Die 67. Zivilkammer des Gerichts entschied jetzt, dass der Mietspiegel 2021 ein „taugliches Begründungsmittel“ für eine Mieterhöhung sei, auch wenn es sich bei dem Werk „um keinen einfachen oder qualifizierten Mietspiegel“ im Sinne des Gesetzes handeln sollte. Vermieter dürfen also auch künftig Mieterhöhungen mit dem Mietspiegel 2021 begründen, jedenfalls im Zuständigkeitsbereich der 67. Zivilkammer – in Spandau, Mitte, Prenzlauer Berg und Tiergarten. Es müssen keine teuren Sachverständigengutachten erstellt werden. Das hilft Mietern wie Vermietern.

Kurios mutet die Entscheidung des Gerichts an, sich bei der Ermittlung der ortsüblichen Vergleichsmiete nicht auf den Mietspiegel 2021, sondern auf den Mietspiegel 2019 zu stützen. So führen die Richter aus, dass es „dahinstehen“ könne, ob der von vielen Seiten angegriffene Mietspiegel 2021 als Grundlage zur Ermittlung der ortsüblichen Vergleichsmiete geeignet sei, wenn doch eine richterliche Schätzung auf Grundlage eines Vorgängermietspiegels möglich sei.

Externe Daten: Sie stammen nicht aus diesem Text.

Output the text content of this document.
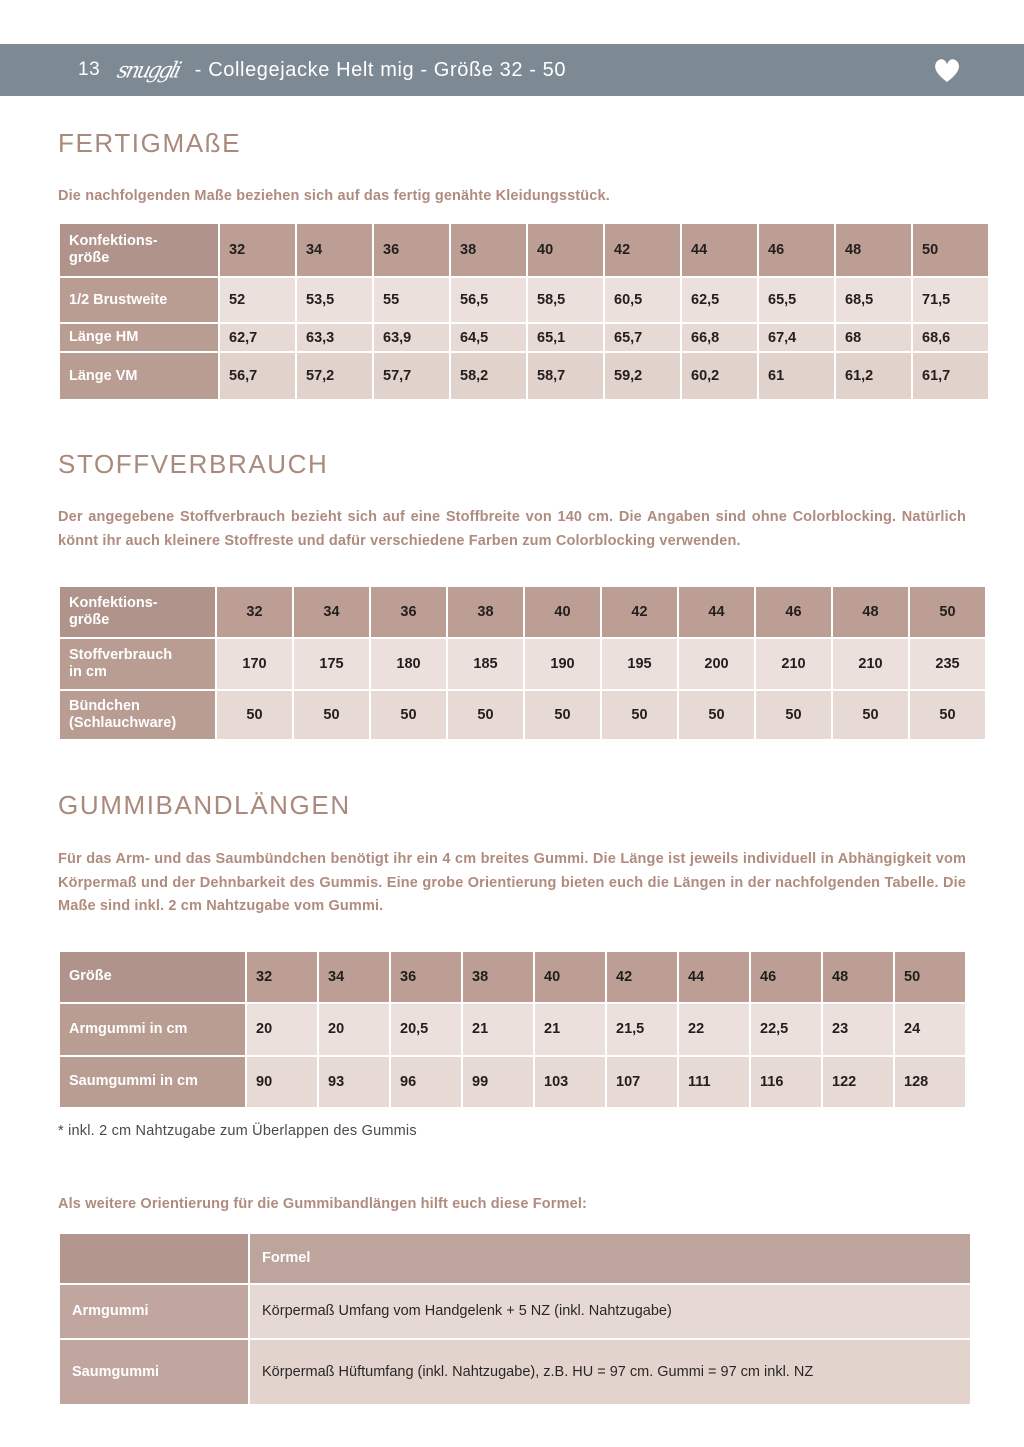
13 snuggli - Collegejacke Helt mig - Größe 32 - 50
FERTIGMAßE

Die nachfolgenden Maße beziehen sich auf das fertig genähte Kleidungsstück.

Konfektions-
größe	32	34	36	38	40	42	44	46	48	50
1/2 Brustweite	52	53,5	55	56,5	58,5	60,5	62,5	65,5	68,5	71,5
Länge HM	62,7	63,3	63,9	64,5	65,1	65,7	66,8	67,4	68	68,6
Länge VM	56,7	57,2	57,7	58,2	58,7	59,2	60,2	61	61,2	61,7
STOFFVERBRAUCH

Der angegebene Stoffverbrauch bezieht sich auf eine Stoffbreite von 140 cm. Die Angaben sind ohne Colorblocking. Natürlich könnt ihr auch kleinere Stoffreste und dafür verschiedene Farben zum Colorblocking verwenden.

Konfektions-
größe	32	34	36	38	40	42	44	46	48	50
Stoffverbrauch
in cm	170	175	180	185	190	195	200	210	210	235
Bündchen
(Schlauchware)	50	50	50	50	50	50	50	50	50	50
GUMMIBANDLÄNGEN

Für das Arm- und das Saumbündchen benötigt ihr ein 4 cm breites Gummi. Die Länge ist jeweils individuell in Abhängigkeit vom Körpermaß und der Dehnbarkeit des Gummis. Eine grobe Orientierung bieten euch die Längen in der nachfolgenden Tabelle. Die Maße sind inkl. 2 cm Nahtzugabe vom Gummi.

Größe	32	34	36	38	40	42	44	46	48	50
Armgummi in cm	20	20	20,5	21	21	21,5	22	22,5	23	24
Saumgummi in cm	90	93	96	99	103	107	111	116	122	128

* inkl. 2 cm Nahtzugabe zum Überlappen des Gummis

Als weitere Orientierung für die Gummibandlängen hilft euch diese Formel:

	Formel
Armgummi	Körpermaß Umfang vom Handgelenk + 5 NZ (inkl. Nahtzugabe)
Saumgummi	Körpermaß Hüftumfang (inkl. Nahtzugabe), z.B. HU = 97 cm. Gummi = 97 cm inkl. NZ
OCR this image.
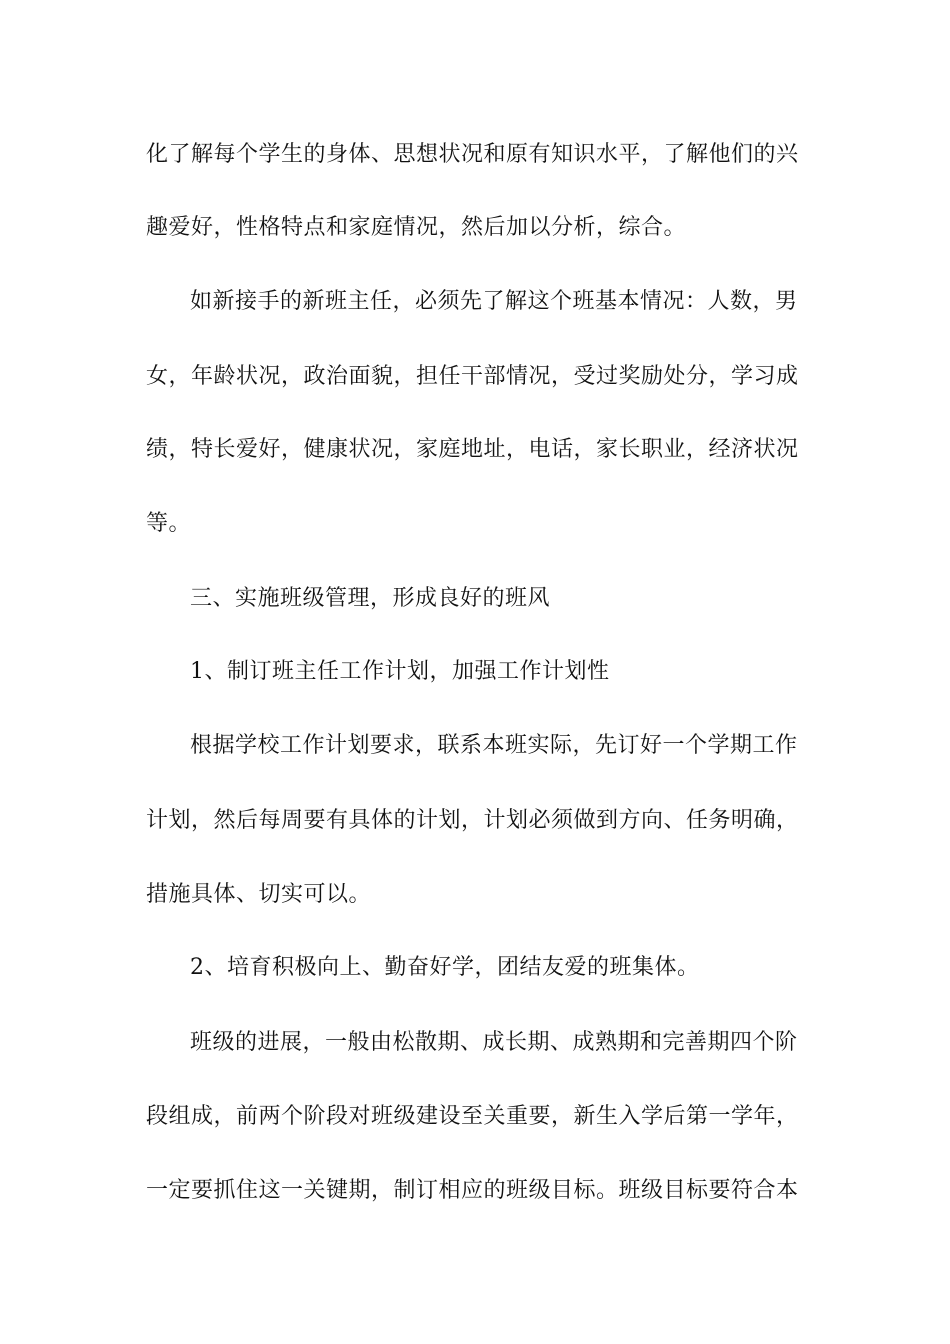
化了解每个学生的身体、思想状况和原有知识水平，了解他们的兴
趣爱好，性格特点和家庭情况，然后加以分析，综合。
如新接手的新班主任，必须先了解这个班基本情况：人数，男
女，年龄状况，政治面貌，担任干部情况，受过奖励处分，学习成
绩，特长爱好，健康状况，家庭地址，电话，家长职业，经济状况
等。
三、实施班级管理，形成良好的班风
1、制订班主任工作计划，加强工作计划性
根据学校工作计划要求，联系本班实际，先订好一个学期工作
计划，然后每周要有具体的计划，计划必须做到方向、任务明确，
措施具体、切实可以。
2、培育积极向上、勤奋好学，团结友爱的班集体。
班级的进展，一般由松散期、成长期、成熟期和完善期四个阶
段组成，前两个阶段对班级建设至关重要，新生入学后第一学年，
一定要抓住这一关键期，制订相应的班级目标。班级目标要符合本
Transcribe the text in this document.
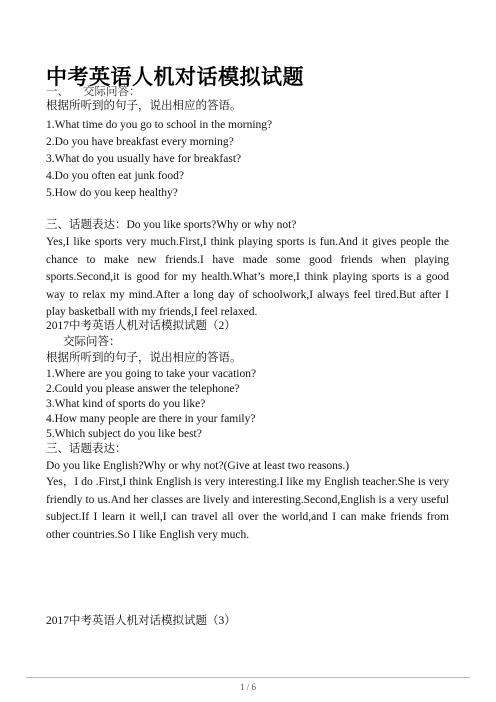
中考英语人机对话模拟试题
一、 交际问答：
根据所听到的句子，说出相应的答语。
1.What time do you go to school in the morning?
2.Do you have breakfast every morning?
3.What do you usually have for breakfast?
4.Do you often eat junk food?
5.How do you keep healthy?
三、话题表达：Do you like sports?Why or why not?
Yes,I like sports very much.First,I think playing sports is fun.And it gives people the chance to make new friends.I have made some good friends when playing sports.Second,it is good for my health.What’s more,I think playing sports is a good way to relax my mind.After a long day of schoolwork,I always feel tired.But after I play basketball with my friends,I feel relaxed.
2017中考英语人机对话模拟试题（2）
交际问答：
根据所听到的句子，说出相应的答语。
1.Where are you going to take your vacation?
2.Could you please answer the telephone?
3.What kind of sports do you like?
4.How many people are there in your family?
5.Which subject do you like best?
三、话题表达：
Do you like English?Why or why not?(Give at least two reasons.)
Yes，I do .First,I think English is very interesting.I like my English teacher.She is very friendly to us.And her classes are lively and interesting.Second,English is a very useful subject.If I learn it well,I can travel all over the world,and I can make friends from other countries.So I like English very much.
2017中考英语人机对话模拟试题（3）
1 / 6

Wie aussagekräftig ist der Mietspiegel?

In der Frage, ob der Mietspiegel 2021 geeignet ist, um die ortsübliche Miete zu errechnen, legt sich die 67. Zivilkammer des Landgerichts damit ausdrücklich nicht fest. Die Tatsache, dass die Richter lieber auf den Mietspiegel 2019 zurückgreifen, um die ortsübliche Miete zu errechnen, deutet aber darauf hin, dass die Juristen Zweifel an der Aussagekraft des Mietspiegel 2021 haben. Hierin liegt das Problem des Urteils. Die 67. Zivilkammer legt sich ausdrücklich nicht fest. Ob die anderen Kammern des Landgerichts ähnlich verfahren, ist offen.